Data Centers em Portugal: o país ainda vai a tempo de fazer as perguntas certas

Portugal está a conquistar um lugar de destaque no novo mapa europeu dos data centers. A combinação entre a procura crescente de capacidade computacional para inteligência artificial, a disponibilidade de energia renovável e uma posição privilegiada nas redes internacionais de conectividade transformou o país num destino apetecível para grandes investimentos em infraestrutura digital. É uma oportunidade económica que faz sentido aproveitar, mas que exige respostas antes que os problemas se instalem.

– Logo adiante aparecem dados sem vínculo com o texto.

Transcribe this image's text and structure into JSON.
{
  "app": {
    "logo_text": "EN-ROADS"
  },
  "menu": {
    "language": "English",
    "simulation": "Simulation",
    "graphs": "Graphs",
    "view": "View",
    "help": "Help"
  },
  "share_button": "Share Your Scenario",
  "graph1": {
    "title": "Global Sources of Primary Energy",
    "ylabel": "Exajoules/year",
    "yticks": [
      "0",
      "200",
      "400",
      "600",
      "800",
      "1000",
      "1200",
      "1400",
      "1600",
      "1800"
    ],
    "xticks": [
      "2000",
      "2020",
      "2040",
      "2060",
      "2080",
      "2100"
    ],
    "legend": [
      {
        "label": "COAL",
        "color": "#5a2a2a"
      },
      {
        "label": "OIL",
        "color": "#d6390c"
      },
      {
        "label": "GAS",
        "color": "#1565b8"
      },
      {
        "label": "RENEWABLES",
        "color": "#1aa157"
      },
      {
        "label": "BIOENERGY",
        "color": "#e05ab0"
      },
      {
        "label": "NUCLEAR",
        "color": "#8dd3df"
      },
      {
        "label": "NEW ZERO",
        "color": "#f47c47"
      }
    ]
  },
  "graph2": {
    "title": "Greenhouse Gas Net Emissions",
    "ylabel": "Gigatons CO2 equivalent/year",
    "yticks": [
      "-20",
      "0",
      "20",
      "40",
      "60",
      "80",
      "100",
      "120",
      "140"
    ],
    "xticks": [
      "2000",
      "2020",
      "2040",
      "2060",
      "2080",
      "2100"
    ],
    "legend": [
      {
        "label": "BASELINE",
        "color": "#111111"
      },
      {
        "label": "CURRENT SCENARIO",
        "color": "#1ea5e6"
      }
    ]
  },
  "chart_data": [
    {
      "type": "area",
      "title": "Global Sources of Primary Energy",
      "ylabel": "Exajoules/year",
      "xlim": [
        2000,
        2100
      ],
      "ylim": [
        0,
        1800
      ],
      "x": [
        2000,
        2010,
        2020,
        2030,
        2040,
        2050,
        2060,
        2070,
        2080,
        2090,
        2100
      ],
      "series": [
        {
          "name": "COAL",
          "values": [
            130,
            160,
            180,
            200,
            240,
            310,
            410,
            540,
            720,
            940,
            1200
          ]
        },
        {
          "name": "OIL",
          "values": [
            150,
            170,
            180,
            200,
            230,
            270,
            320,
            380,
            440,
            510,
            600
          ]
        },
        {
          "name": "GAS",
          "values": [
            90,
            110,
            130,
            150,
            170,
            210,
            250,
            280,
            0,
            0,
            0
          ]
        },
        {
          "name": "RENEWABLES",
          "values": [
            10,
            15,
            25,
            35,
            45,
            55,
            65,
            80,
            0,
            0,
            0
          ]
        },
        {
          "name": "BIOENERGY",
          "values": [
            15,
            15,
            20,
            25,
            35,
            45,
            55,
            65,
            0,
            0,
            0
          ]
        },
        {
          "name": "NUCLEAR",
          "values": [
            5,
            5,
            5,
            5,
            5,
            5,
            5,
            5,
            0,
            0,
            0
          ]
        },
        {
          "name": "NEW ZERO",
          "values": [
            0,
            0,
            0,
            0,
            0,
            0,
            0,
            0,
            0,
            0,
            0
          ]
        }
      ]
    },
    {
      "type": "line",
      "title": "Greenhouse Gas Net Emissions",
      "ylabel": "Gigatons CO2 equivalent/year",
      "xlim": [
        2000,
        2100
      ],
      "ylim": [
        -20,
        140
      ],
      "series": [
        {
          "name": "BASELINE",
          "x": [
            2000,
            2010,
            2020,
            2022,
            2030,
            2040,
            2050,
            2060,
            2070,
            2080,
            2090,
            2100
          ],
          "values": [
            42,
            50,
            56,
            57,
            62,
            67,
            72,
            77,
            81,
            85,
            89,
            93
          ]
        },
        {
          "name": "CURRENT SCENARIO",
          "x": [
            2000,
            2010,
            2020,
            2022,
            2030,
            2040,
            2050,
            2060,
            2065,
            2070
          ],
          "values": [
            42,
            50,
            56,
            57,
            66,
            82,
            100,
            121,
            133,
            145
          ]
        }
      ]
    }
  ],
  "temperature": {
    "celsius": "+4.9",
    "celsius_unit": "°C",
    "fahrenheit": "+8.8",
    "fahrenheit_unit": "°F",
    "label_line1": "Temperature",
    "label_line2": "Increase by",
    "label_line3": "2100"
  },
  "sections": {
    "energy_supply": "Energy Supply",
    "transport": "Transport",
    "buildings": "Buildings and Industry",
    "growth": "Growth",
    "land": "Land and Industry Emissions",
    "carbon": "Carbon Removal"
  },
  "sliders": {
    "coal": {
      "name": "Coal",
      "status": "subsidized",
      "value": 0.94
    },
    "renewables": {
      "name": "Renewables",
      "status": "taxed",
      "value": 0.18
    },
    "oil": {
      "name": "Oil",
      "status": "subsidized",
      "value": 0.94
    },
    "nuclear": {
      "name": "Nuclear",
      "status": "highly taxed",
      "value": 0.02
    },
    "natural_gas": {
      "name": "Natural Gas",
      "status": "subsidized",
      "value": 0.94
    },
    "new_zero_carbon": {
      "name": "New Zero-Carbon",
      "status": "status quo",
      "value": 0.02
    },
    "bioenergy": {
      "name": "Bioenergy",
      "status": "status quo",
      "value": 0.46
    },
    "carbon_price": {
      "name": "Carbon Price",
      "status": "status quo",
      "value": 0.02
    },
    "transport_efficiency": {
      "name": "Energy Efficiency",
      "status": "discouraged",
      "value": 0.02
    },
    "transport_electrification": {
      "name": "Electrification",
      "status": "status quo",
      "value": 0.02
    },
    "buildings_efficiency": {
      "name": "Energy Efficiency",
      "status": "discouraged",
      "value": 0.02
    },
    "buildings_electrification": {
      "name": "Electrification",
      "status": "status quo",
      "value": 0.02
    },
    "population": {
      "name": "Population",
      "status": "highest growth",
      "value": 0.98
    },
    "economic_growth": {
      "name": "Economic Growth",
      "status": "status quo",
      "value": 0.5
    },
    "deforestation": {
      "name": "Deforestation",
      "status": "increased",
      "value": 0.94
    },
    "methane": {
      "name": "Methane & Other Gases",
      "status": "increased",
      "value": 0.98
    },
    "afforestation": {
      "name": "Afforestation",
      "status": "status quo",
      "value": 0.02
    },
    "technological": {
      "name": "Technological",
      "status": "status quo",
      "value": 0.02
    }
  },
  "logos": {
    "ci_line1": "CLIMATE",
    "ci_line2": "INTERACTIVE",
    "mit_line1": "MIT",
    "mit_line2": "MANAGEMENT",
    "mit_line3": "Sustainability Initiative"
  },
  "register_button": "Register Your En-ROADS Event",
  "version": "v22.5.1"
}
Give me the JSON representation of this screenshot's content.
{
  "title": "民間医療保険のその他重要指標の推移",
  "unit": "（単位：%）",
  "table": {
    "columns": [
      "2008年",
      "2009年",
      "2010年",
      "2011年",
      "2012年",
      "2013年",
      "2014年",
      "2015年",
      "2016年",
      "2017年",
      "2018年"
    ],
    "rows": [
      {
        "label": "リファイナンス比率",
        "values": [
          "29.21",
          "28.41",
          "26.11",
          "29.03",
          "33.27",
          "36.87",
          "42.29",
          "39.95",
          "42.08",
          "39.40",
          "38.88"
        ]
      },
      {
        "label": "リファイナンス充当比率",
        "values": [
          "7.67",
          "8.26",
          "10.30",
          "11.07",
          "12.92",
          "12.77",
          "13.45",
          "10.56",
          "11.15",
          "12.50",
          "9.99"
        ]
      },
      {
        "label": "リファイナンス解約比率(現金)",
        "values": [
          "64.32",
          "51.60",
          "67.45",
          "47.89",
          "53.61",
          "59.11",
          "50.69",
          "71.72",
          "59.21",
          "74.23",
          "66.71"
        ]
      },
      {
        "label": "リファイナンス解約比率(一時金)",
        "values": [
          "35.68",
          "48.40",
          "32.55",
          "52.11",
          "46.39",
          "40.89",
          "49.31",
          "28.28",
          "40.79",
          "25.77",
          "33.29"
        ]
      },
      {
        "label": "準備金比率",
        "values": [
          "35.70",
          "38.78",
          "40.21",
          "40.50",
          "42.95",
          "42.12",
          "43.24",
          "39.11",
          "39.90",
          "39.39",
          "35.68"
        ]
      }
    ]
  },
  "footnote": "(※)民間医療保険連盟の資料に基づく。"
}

Uma oportunidade que vai muito além da tecnologia
Os data centers deixaram há muito de ser meros projetos tecnológicos. Instalações desta escala envolvem consumos energéticos massivos, elevada utilização de água para arrefecimento, ocupação de território e, muitas vezes, apoio ou investimento público direto ou indireto. Os exemplos que chegam de outras geografias — da Irlanda aos Países Baixos, passando por regiões dos Estados Unidos — mostram que estas infraestruturas rapidamente entram em conflito com a política energética, a gestão hídrica e o planeamento urbanístico.
A vantagem portuguesa é rara: ainda estamos a tempo de colocar as questões certas antes de os problemas aparecerem. Enquanto outros países tentam agora corrigir decisões tomadas há uma década, Portugal pode desenhar desde o início um modelo mais equilibrado.
As perguntas que Portugal precisa de fazer agora
Que percentagem da capacidade da rede elétrica está o país disposto a comprometer com data centers? Como se garante que o consumo destas instalações não compete com as necessidades das famílias e da indústria? De onde vem a água usada no arrefecimento e qual o impacto em regiões já sujeitas a stress hídrico? Que benefícios fiscais são justificáveis face ao emprego direto criado, tipicamente limitado quando comparado com o volume de investimento?
Estas não são perguntas contra o investimento. São perguntas que determinam se o investimento gera valor duradouro para o país ou apenas transfere externalidades para o território.
Inteligência artificial acelera a corrida
A pressão vai aumentar. A explosão da inteligência artificial generativa está a disparar a procura por capacidade computacional, e os grandes operadores globais procuram localizações com energia limpa e conectividade robusta — dois critérios em que Portugal pontua bem. A recente iniciativa da Nvidia, que juntou seis dos maiores grupos financeiros mundiais para mobilizar mais de 500 mil milhões de dólares para infraestruturas de IA, mostra a dimensão do capital em movimento.
Nesse contexto, o país tem duas opções: aceitar tudo o que aparece, ou definir critérios claros sobre que tipo de projetos quer atrair, em que zonas do território, com que compromissos ambientais e com que contrapartidas para a economia local.
O momento é agora
Portugal tem uma janela curta para definir uma estratégia coerente para o setor dos data centers. Fazê-lo agora, com regras transparentes e critérios exigentes, é a melhor forma de garantir que esta onda de investimento se traduz em benefício real — e não numa série de problemas que só se tornarão visíveis quando já for tarde para os resolver.